Dirk Deraedt, médecin spécialiste en soins intensifs, tient la chronique d'événements qui le touchent dans sa pratique. © FRANK BAHNMÜLLER

Partage des tâches à la maison

Devant moi sont assises trois jeunes femmes. Des triplées... Telle est ma première pensée, n’était leur légère différence d’âge: deux d’entre elles ont dix-neuf et vingt ans, tout juste adultes donc, et la plus jeune dix-sept ans. Ce sont les filles d’une de mes patientes. Leur mère est aux soins intensifs pour une inflammation pulmonaire. Cela fait déjà plusieurs jours qu’on la maintient dans un coma artificiel. Et il faudra compter sans doute encore plusieurs jours supplémentaires.

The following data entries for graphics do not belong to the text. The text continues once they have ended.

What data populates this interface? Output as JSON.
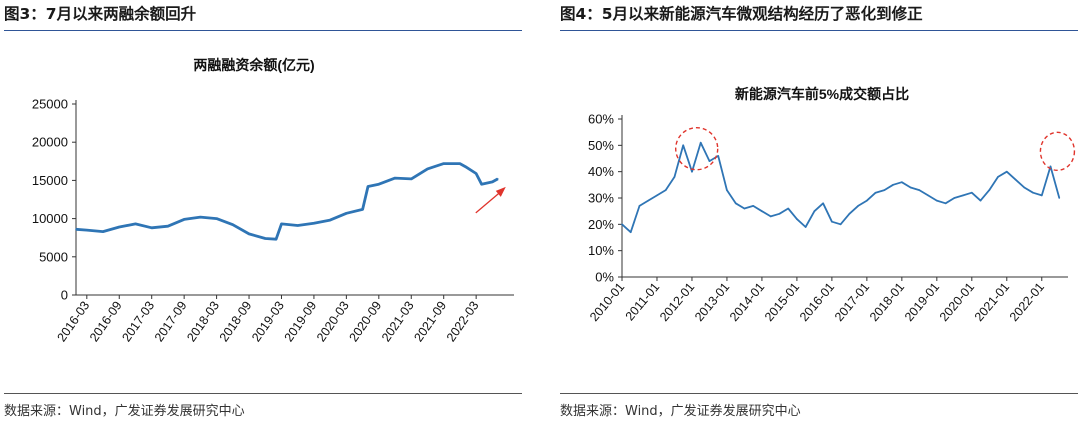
{
  "figures": [
    {
      "id": "fig3",
      "figure_title": "图3：7月以来两融余额回升",
      "source": "数据来源：Wind，广发证券发展研究中心"
    },
    {
      "id": "fig4",
      "figure_title": "图4：5月以来新能源汽车微观结构经历了恶化到修正",
      "source": "数据来源：Wind，广发证券发展研究中心"
    }
  ],
  "colors": {
    "line": "#2f75b5",
    "accent_red": "#e0342c",
    "rule": "#2f5597"
  },
  "chart_data": [
    {
      "type": "line",
      "title": "两融融资余额(亿元)",
      "xlabel": "",
      "ylabel": "",
      "ylim": [
        0,
        25000
      ],
      "yticks": [
        "0",
        "5000",
        "10000",
        "15000",
        "20000",
        "25000"
      ],
      "xticks": [
        "2016-03",
        "2016-09",
        "2017-03",
        "2017-09",
        "2018-03",
        "2018-09",
        "2019-03",
        "2019-09",
        "2020-03",
        "2020-09",
        "2021-03",
        "2021-09",
        "2022-03"
      ],
      "grid": false,
      "legend": "none",
      "annotation": "red arrow pointing up-right at the recent rebound (2022-07)",
      "series": [
        {
          "x": [
            "2016-01",
            "2016-03",
            "2016-06",
            "2016-09",
            "2016-12",
            "2017-03",
            "2017-06",
            "2017-09",
            "2017-12",
            "2018-03",
            "2018-06",
            "2018-09",
            "2018-12",
            "2019-02",
            "2019-03",
            "2019-06",
            "2019-09",
            "2019-12",
            "2020-03",
            "2020-06",
            "2020-07",
            "2020-09",
            "2020-12",
            "2021-03",
            "2021-06",
            "2021-09",
            "2021-12",
            "2022-01",
            "2022-03",
            "2022-04",
            "2022-06",
            "2022-07"
          ],
          "values": [
            8600,
            8500,
            8300,
            8900,
            9300,
            8800,
            9000,
            9900,
            10200,
            10000,
            9200,
            8000,
            7400,
            7300,
            9300,
            9100,
            9400,
            9800,
            10700,
            11200,
            14200,
            14500,
            15300,
            15200,
            16500,
            17200,
            17200,
            16800,
            15900,
            14500,
            14800,
            15200
          ]
        }
      ]
    },
    {
      "type": "line",
      "title": "新能源汽车前5%成交额占比",
      "xlabel": "",
      "ylabel": "",
      "ylim": [
        0,
        60
      ],
      "yticks": [
        "0%",
        "10%",
        "20%",
        "30%",
        "40%",
        "50%",
        "60%"
      ],
      "xticks": [
        "2010-01",
        "2011-01",
        "2012-01",
        "2013-01",
        "2014-01",
        "2015-01",
        "2016-01",
        "2017-01",
        "2018-01",
        "2019-01",
        "2020-01",
        "2021-01",
        "2022-01"
      ],
      "grid": false,
      "legend": "none",
      "annotation": "red dashed circles around the 2012 peak and the 2022 peak",
      "highlight_circles_at": [
        "2012-04",
        "2022-05"
      ],
      "series": [
        {
          "x": [
            "2010-01",
            "2010-04",
            "2010-07",
            "2010-10",
            "2011-01",
            "2011-04",
            "2011-07",
            "2011-10",
            "2012-01",
            "2012-04",
            "2012-07",
            "2012-10",
            "2013-01",
            "2013-04",
            "2013-07",
            "2013-10",
            "2014-01",
            "2014-04",
            "2014-07",
            "2014-10",
            "2015-01",
            "2015-04",
            "2015-07",
            "2015-10",
            "2016-01",
            "2016-04",
            "2016-07",
            "2016-10",
            "2017-01",
            "2017-04",
            "2017-07",
            "2017-10",
            "2018-01",
            "2018-04",
            "2018-07",
            "2018-10",
            "2019-01",
            "2019-04",
            "2019-07",
            "2019-10",
            "2020-01",
            "2020-04",
            "2020-07",
            "2020-10",
            "2021-01",
            "2021-04",
            "2021-07",
            "2021-10",
            "2022-01",
            "2022-04",
            "2022-07"
          ],
          "values": [
            20,
            17,
            27,
            29,
            31,
            33,
            38,
            50,
            40,
            51,
            44,
            46,
            33,
            28,
            26,
            27,
            25,
            23,
            24,
            26,
            22,
            19,
            25,
            28,
            21,
            20,
            24,
            27,
            29,
            32,
            33,
            35,
            36,
            34,
            33,
            31,
            29,
            28,
            30,
            31,
            32,
            29,
            33,
            38,
            40,
            37,
            34,
            32,
            31,
            42,
            30
          ]
        }
      ]
    }
  ]
}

Les trois soeurs m’expliquent que leur père est décédé, voici quelques années, d’un cancer du côlon. Elles se retrouvent donc seules. Elles n’ont dans leur famille aucun proche qui pourrait être à leurs côtés, pour partager leur angoisse et leur chagrin ainsi que pour les aider avec toutes les questions pratiques et financières. En dehors de l’aide d’une assistante sociale de l’hôpital, elles doivent tout régler toutes seules. Pourtant, j’ai l’impression qu’elles s’en sortent à merveille. Elles se sont partagé les tâches. L’aînée règle tout ce qui concerne la situation médicale de leur mère. La cadette s’occupe des paiements et autres paperasses. La benjamine, enfin, s’assure que le trio ait de quoi manger chaque jour.

Si on est mis hors course par la maladie, notre conjoint en sait-il assez pour s’occuper des choses qu’il ne gérait pas?

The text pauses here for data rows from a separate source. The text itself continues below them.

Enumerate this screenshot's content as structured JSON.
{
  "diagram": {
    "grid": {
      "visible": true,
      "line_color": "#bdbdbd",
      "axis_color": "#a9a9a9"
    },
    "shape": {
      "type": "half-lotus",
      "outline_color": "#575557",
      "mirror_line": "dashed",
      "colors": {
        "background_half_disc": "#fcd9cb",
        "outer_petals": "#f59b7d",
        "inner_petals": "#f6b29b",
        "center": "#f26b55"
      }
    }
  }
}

Je leur récapitule l’état de santé de leur mère: pour la première fois, il est question de stabilisation. Une lumière au bout du tunnel. Déterminées, mais des larmes de soulagement dans les yeux, elles apprennent cette bonne nouvelle. Et là, je me dis qu’elles sont drôlement courageuses!

Notre conversation est interrompue par la secrétaire qui vient me demander si je peux m’entretenir d’urgence avec l’épouse d’un patient, Monsieur K. La dame semble paniquer. Pas seulement parce que son mari se trouve dans un état critique depuis plusieurs jours, mais aussi en raison de tous les problèmes qui s’accumulent chez elle. Son mari possède une petite entreprise. Le matin même, un petit groupe revendicateur a déboulé devant son domicile: « C’est le personnel de mon mari qui est venu me demander de verser les salaires », explique-t-elle, des trémolos dans la voix. Mais elle n’a pas accès aux comptes. Et elle n’a aucune notion de comptabilité. Ce sont des choses qui finiront pas être réglées, je suppose. Mais, je le crains, pas sans franchir d’abord une course d’obstacles administratifs en tout genre...

En voiture, sur le chemin du retour, je repense aux trois soeurs et à la femme de cet entrepreneur. Je songe à ma situation personnelle, où règne un juste partage des tâches. Mais supposons que je sois mis hors course par la maladie, ma femme en sait-elle assez pour prendre en charge ce dont je m’occupe habituellement? Et vice versa? Je prends la résolution d’y pourvoir de toute urgence. Dès demain! Enfin... après-demain. Si je trouve le temps.